How Big Should Blood Clots Be During Your Period?

Menstrual blood clots smaller than a quarter (about 2.5 cm across) are generally normal. Clots the size of a quarter or larger are a recognized sign of heavy menstrual bleeding and worth bringing up with a healthcare provider. Most people pass small clots during their period without any cause for concern, but size is a reliable signal for when something more may be going on.

What Normal Menstrual Clots Look Like

During a period, your uterus sheds its lining, and the blood doesn’t always flow out smoothly. Your body releases anticoagulants to keep menstrual blood liquid, but on heavier days, the blood can move faster than those anticoagulants can work. The result is small, jelly-like clumps that range from the size of a pea to about the size of a dime.

These clots are typically dark red or maroon. The color comes from red blood cells trapped in fibrin, a protein your body produces to stop bleeding. Brighter red clots tend to be fresher, while darker, almost brownish clots have been sitting in the uterus a bit longer before passing. None of these color variations on their own signal a problem.

In texture, normal menstrual clots look and feel like a blob of reddish jelly. They’re soft, not firm, and they fall apart easily. This is different from the kind of clot that forms inside a blood vessel, which has a denser, more structured consistency.

When Clot Size Signals Heavy Bleeding

The CDC lists passing blood clots the size of a quarter or larger as one of the key indicators of heavy menstrual bleeding, a condition clinically known as menorrhagia. A quarter is roughly 2.4 centimeters (just under an inch) in diameter, so that’s the practical cutoff to keep in mind.

Heavy menstrual bleeding isn’t just about clots, though. Other signs that often accompany large clots include soaking through a pad or tampon every hour for several consecutive hours, bleeding that lasts longer than seven days, and fatigue or shortness of breath from blood loss. If you’re regularly passing quarter-sized clots alongside any of these symptoms, the combination points toward a pattern worth investigating.

Common causes of heavy bleeding with large clots include uterine fibroids (noncancerous growths in the uterine wall), polyps, hormonal imbalances, and certain bleeding disorders. Many of these are treatable once identified, which is why clot size is a useful screening detail to track and share with your provider.

How to Track Clot Size

Doctors and nurses often ask patients to compare clots to coins because it gives a quick, consistent reference point. Here’s a simple scale:

  • Pea or smaller: Very common, completely normal.
  • Dime-sized (about 1.8 cm): Still within the normal range, especially on your heaviest days.
  • Quarter-sized (about 2.4 cm): The threshold where it becomes a potential sign of heavy bleeding.
  • Half-dollar or larger: Consistently passing clots this size warrants evaluation.

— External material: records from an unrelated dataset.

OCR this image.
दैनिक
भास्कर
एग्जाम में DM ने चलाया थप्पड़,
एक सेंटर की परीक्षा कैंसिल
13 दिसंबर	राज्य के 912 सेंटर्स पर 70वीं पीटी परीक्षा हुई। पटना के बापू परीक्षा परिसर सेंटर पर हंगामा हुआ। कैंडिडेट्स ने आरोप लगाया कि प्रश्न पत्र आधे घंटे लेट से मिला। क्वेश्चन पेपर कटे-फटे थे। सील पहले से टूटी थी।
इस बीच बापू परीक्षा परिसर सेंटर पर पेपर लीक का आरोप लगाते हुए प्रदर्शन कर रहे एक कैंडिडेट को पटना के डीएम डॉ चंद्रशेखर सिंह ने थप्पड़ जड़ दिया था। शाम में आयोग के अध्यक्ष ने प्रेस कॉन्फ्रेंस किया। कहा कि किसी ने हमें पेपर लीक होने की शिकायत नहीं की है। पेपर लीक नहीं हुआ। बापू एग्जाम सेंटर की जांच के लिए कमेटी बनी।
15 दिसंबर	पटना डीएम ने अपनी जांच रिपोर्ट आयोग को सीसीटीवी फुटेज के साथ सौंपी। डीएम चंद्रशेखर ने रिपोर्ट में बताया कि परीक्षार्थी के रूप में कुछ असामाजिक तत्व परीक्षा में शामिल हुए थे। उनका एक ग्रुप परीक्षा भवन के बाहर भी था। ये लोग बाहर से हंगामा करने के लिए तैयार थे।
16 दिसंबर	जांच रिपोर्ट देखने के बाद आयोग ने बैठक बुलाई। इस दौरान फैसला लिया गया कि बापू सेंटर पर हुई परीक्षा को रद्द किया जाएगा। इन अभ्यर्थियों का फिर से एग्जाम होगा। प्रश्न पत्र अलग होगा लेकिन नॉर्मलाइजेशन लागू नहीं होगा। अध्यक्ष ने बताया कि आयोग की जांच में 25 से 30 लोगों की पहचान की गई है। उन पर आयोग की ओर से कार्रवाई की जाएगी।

Some hospitals use pictorial blood loss assessment charts that have patients mark the size and number of clots they pass each day. You can do a simpler version at home by noting the approximate coin size, which days they appear, and how many you see per day. Two or three cycles of this data gives a provider a much clearer picture than a vague description at an appointment.

Postpartum Clots Have Different Rules

After giving birth, bleeding (called lochia) is expected and can last several weeks. The standards for clot size shift during this period. Small clots, those smaller than a quarter, are normal in the first few days after delivery when bleeding is heaviest.

The red flag for postpartum clots is significantly larger: golf-ball-sized clots or excessive, frequent clotting. A golf ball is roughly 4.3 centimeters across, nearly twice the size of a quarter. Clots that large after delivery can indicate retained placental tissue or a problem with the uterus contracting back to its normal size, both of which need prompt attention. If you’re soaking through a heavy pad in under an hour or passing clots approaching golf-ball size in the days or weeks after birth, that’s a situation to address immediately rather than wait for a scheduled follow-up.

Clots During a Period vs. Clots in Blood Vessels

It’s worth clarifying that menstrual clots and the blood clots that form inside veins or arteries are fundamentally different things. Menstrual clots are clumps of shed uterine lining mixed with blood. They form outside the bloodstream and pass out of the body. They cannot travel to your lungs or brain.

Blood clots inside veins, like deep vein thrombosis in the legs, are structured masses of blood cells and fibrin that form within a blood vessel and can block circulation. These clots aren’t something you can see or measure by size at home. They produce symptoms like swelling, warmth, and pain in one leg, or in serious cases, chest pain and difficulty breathing if a piece breaks off and reaches the lungs. The size question for these clots is entirely a matter for imaging and medical evaluation, not visual self-assessment.

So if your search was specifically about period clots: quarter-sized is the dividing line between typical and worth investigating. If you’re consistently passing clots larger than that, tracking them for a couple of cycles and sharing that information with a provider is the most useful next step.